Castel Gandolfo, Italy Seeking to end anger in the Islamic world over his remarks on holy war, Pope Benedict XVI told Muslim envoys Monday that their two faiths must overcome historic enmities and together reject violence, saying the future of humanity is at stake.
The pope also urged "reciprocity" in religious freedom, calling for preserving the rights of Christians throughout the Islamic world.
"The circumstances which have given rise to our gathering are well known," Benedict said, referring to his remarks on Islam in a Sept. 12 speech at Regensburg University in Germany, which set off protests around the Muslim world.

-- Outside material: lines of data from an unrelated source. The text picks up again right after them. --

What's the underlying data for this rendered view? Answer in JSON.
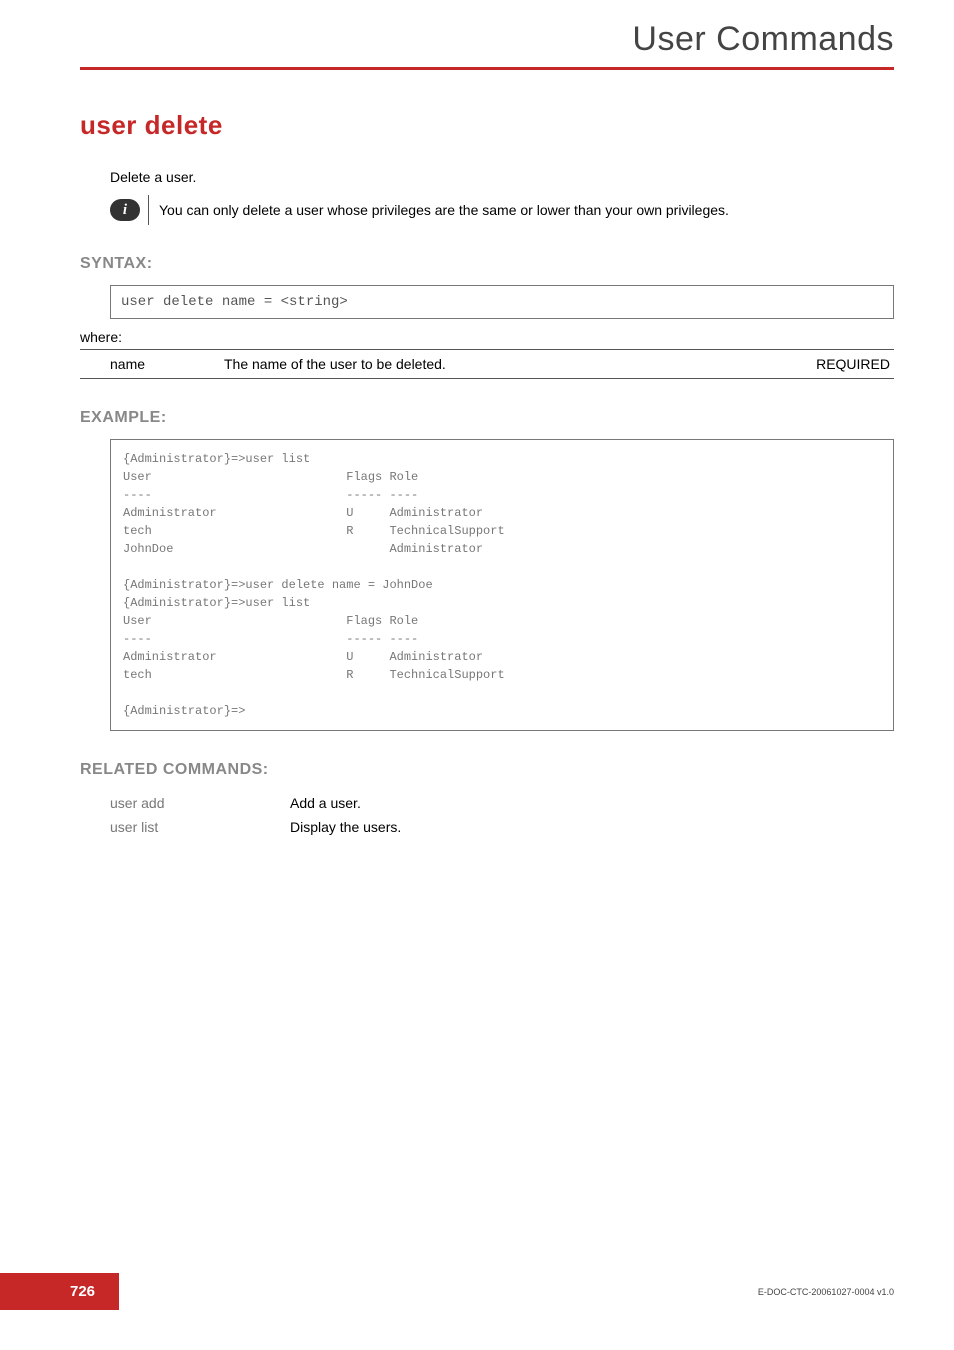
{
  "header": {
    "title": "User Commands"
  },
  "command": {
    "title": "user delete",
    "intro": "Delete a user.",
    "note": "You can only delete a user whose privileges are the same or lower than your own privileges."
  },
  "sections": {
    "syntax": "SYNTAX:",
    "example": "EXAMPLE:",
    "related": "RELATED COMMANDS:"
  },
  "syntax": {
    "code": "user delete  name = <string>",
    "where_label": "where:",
    "param": {
      "name": "name",
      "desc": "The name of the user to be deleted.",
      "req": "REQUIRED"
    }
  },
  "example_text": "{Administrator}=>user list\nUser                           Flags Role\n----                           ----- ----\nAdministrator                  U     Administrator\ntech                           R     TechnicalSupport\nJohnDoe                              Administrator\n\n{Administrator}=>user delete name = JohnDoe\n{Administrator}=>user list\nUser                           Flags Role\n----                           ----- ----\nAdministrator                  U     Administrator\ntech                           R     TechnicalSupport\n\n{Administrator}=>",
  "related": [
    {
      "name": "user add",
      "desc": "Add a user."
    },
    {
      "name": "user list",
      "desc": "Display the users."
    }
  ],
  "footer": {
    "page": "726",
    "docid": "E-DOC-CTC-20061027-0004 v1.0"
  }
}
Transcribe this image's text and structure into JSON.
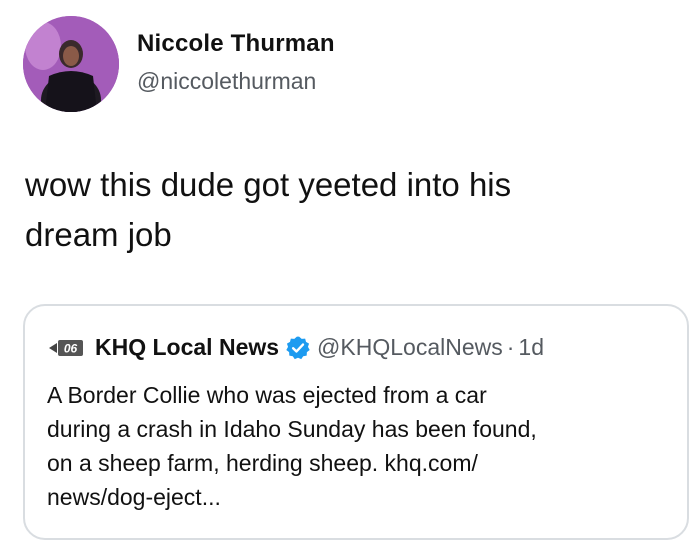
{
  "tweet": {
    "author_name": "Niccole Thurman",
    "author_handle": "@niccolethurman",
    "text_line1": "wow this dude got yeeted into his",
    "text_line2": "dream job"
  },
  "quoted_tweet": {
    "author_name": "KHQ Local News",
    "author_handle": "@KHQLocalNews",
    "separator": "·",
    "time": "1d",
    "text_line1": "A Border Collie who was ejected from a car",
    "text_line2": "during a crash in Idaho Sunday has been found,",
    "text_line3": "on a sheep farm, herding sheep. khq.com/",
    "text_line4": "news/dog-eject...",
    "logo_text": "06"
  },
  "colors": {
    "verified_badge": "#1d9bf0",
    "avatar_bg": "#9b4fb0",
    "border": "#d9dde1",
    "secondary_text": "#555a60"
  },
  "icons": {
    "avatar": "profile-photo",
    "verified": "verified-badge-icon",
    "logo": "khq-logo-icon"
  }
}
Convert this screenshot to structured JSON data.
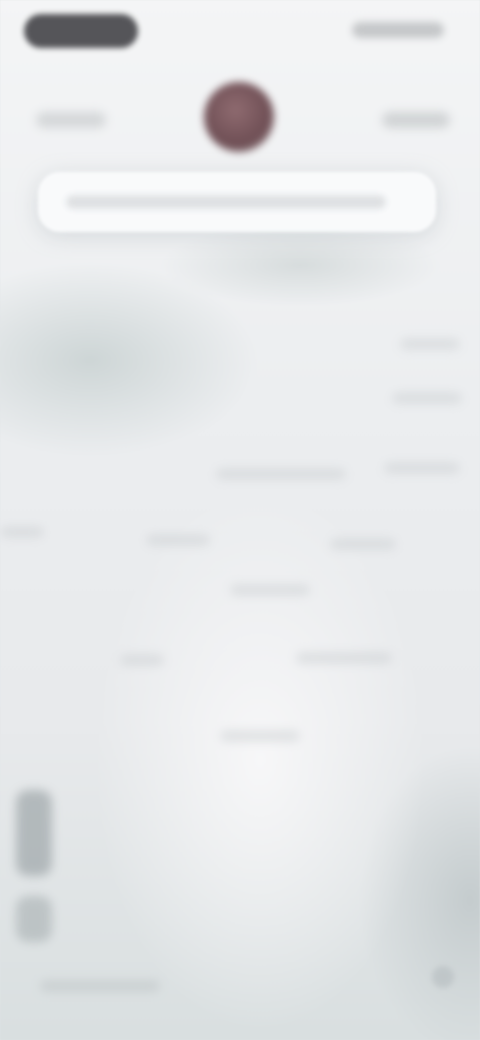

He did not dwell on the contested remarks, in which he quoted a 14th-century Byzantine emperor as saying, "Show me just what Muhammad brought that was new, and there you will find things only evil and inhuman, such as his command to spread by the sword the faith he preached."
Benedict has already expressed regret for offending Muslims and said his remarks did not reflect his personal views, but he has not offered a complete apology as some have sought.
Still, his five-minute address Monday at a meeting with 22 foreign diplomats and representatives of Italian Muslim organizations - whom the pope greeted one-by-one, clasping their hands warmly - seemed to be well received by his guests at his vacation palace in the Alban Hills south of Rome.
"The Holy Father stated his profound respect for Islam. This is what we were expecting," Iraqi envoy Albert Edward Ismail Yelda said as he left the 30-minute meeting. "It is now time to put what happened behind and build bridges."
Nearly all the other envoys left without speaking to reporters. The embassies of Egypt and Turkey said their ambassadors would have no comment. The Iranian, Indonesian, Lebanese and Libyan embassies did not answer their phones.
Al-Jazeera, the Arab-language broadcaster, carried the pope's speech live.
Benedict touched on religion and violence, saying Christians and Muslims "must learn to work together ... to guard against all forms of intolerance and to oppose all manifestations of violence."
He quoted from a key document of the Second Vatican Council in the 1960s stating that "although considerable dissensions and enmities between Christians and Muslims may have arisen in the course of the centuries," both faiths must move on and work for "peace and freedom for all people."